AI-Driven Dimension Scalable Quantum State Tomography on Edge Devices

Quantum state tomography (QST) is a fundamental tool for characterizing quantum systems, but traditional approaches are computationally intensive for real-time applications. This project presents an Artificial Intelligence (AI)-assisted framework for dimension-adaptive quantum state tomography using edge computing hardware, specifically the Field Programmable Gate Arrays (FPGAs). A machine learning model trained to perform quantum state reconstruction from measurement data is deployed on the FPGA, leveraging its parallel processing capabilities for low-latency inference. The model undergoes high-level synthesis to convert its high-level Python implementation into hardware-compatible logic, enabling seamless deployment on the FPGA fabric. Trained on “m” qubits, this system can reconstruct quantum states for “n” qubit systems where “m > n”, without requiring the training model's dimension to match that of the target system. By utilizing the fidelity's non-decreasing property, we relate the average reconstruction fidelity of “m”-qubit systems to lower-dimensional “n”-qubit systems.

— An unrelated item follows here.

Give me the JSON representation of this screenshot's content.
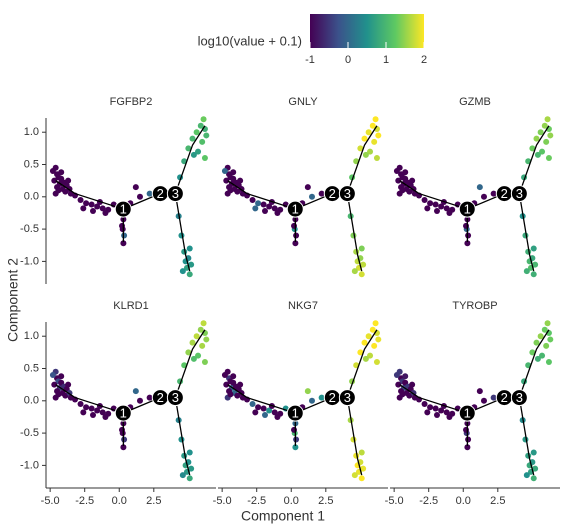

With a model trained on four qubits, we reconstruct quantum states for randomly selected one, two, and three-qubit systems. This edge-accelerated approach may significantly reduce computational overhead and energy consumption, demonstrating the feasibility of integrating machine learning-based QST into resource-constrained, real-time quantum diagnostic systems. The results are expected to validate the effectiveness of combining AI with reconfigurable hardware for scalable and efficient dimension aware quantum state characterization.